İnsan sevgimiz varsa onların iyiliğini düşünürüz, güvenlerini suiistimal etmeyiz. Herkes bu ayetteki ilkeyi uygulasaydı ilk başta söz ettiğimiz sahte ilaç ticareti gibi açgözlülükten kaynaklanan sayısız kötülük son bulurdu.

“Hakikatten şaşmayan dudaklar sonsuza dek kalır; yalancı dil ise bir an içindir” (Özdeyişler 12:19).

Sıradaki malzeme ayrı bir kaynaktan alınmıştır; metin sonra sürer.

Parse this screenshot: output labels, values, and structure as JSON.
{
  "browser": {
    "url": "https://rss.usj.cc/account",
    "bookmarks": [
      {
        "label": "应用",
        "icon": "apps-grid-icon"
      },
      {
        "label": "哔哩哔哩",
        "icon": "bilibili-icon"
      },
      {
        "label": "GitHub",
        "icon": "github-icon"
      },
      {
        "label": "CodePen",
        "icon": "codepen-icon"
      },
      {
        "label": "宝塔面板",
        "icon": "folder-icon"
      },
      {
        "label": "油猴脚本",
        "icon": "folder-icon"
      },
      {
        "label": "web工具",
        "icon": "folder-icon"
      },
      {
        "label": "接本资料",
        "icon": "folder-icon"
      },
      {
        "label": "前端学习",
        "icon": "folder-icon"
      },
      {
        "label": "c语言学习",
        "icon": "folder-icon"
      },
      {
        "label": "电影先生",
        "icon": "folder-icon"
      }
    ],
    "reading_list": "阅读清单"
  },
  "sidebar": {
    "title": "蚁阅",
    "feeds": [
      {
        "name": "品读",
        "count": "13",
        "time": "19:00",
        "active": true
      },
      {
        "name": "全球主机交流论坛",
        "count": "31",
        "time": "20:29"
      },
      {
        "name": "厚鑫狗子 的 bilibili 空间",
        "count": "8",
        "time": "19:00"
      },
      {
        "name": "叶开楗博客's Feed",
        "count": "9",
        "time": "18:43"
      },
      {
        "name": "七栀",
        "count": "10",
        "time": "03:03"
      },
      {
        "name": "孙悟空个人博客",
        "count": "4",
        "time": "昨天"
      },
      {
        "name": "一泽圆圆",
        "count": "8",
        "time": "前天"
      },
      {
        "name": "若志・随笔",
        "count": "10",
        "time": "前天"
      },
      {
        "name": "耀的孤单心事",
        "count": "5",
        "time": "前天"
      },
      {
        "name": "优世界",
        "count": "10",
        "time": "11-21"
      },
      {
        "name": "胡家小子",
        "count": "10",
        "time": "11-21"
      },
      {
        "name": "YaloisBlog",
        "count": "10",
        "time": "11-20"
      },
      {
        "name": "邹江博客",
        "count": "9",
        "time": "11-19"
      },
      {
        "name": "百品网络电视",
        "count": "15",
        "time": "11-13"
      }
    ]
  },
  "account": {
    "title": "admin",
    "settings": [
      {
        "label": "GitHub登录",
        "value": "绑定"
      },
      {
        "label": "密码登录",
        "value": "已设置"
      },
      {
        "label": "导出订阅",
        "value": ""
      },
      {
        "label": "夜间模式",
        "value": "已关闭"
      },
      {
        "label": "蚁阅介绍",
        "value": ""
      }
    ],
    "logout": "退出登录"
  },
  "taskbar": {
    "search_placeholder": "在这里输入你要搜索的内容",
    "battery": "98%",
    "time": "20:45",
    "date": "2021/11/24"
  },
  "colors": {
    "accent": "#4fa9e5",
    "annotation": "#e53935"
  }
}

Günümüzde birçok insan dürüstlüğün bir dezavantaj olduğunu düşünüyor. Fakat kendinize şöyle sorun: “Hangisi daha değerli? Dürüstlüğümü bozarak sağlayacağım anlık bir kazanç mı yoksa özsaygı da dahil dürüstlüğümü koruyarak elde edeceğim kalıcı yararlar mı?” Bir öğrenci sınavlarda kopya çekerek bilgisi ve yetenekleri konusunda başkalarını aldatabilir, fakat ileride işe başladığında ne kadar başarılı olacak?

“Doğru kişi dürüstlük yolunda yürür. Kendisinden sonra çocukları da mutlu olur” (Özdeyişler 20:7).

Bir anne ya da babaysanız, ‘dürüstlük yolunda yürüyerek’ çocuğunuza iyi bir örnek olun. Ona doğru olanı yapmaktan nasıl yarar gördüğünüzü anlatın. Anne babasının ‘dürüstlük yolunda yürüdüğünü’ gören bir çocuk büyük ihtimalle dürüst bir kişi olacaktır (Özdeyişler 22:6).

Yukarıdaki ilkeleri uygulamak gerçekten yarar sağlar mı? Günümüzde hâlâ güvenebileceğimiz insanlar var mı?

[Sayfa 4’teki pasaj]

Le Figaro gazetesine göre Fransa’da gittikçe daha çok insan “siyasette, ekonomide, sosyetede ve sanatta toplumun önde gelenlerinin erdemli olmadığını düşünüyor ve kendileri de erdemli olmaya gerek duymuyor.”

[Sayfa 5’teki çerçeve]

GÜVEN DUYMAK İNSANIN DOĞASINDA MI VAR?

Frankfurt Üniversitesi’nde (Almanya) işletme profesörü olan Michael Kosfeld, yaptığı deneylerde güvenin “insan yapısının biyolojik bir özelliği” olduğu sonucuna vardı. Kosfeld, iki insan arasında iletişim olduğunda insan beyninin güven duygusu uyandıran oksitosin hormonunu salgıladığını keşfetti. Kosfeld “Güven aslında insan ırkını diğer canlılardan ayıran özelliklerden biri” diyor. “Güven olmadığında bir anlamda insanlığımızı kaybediyoruz.”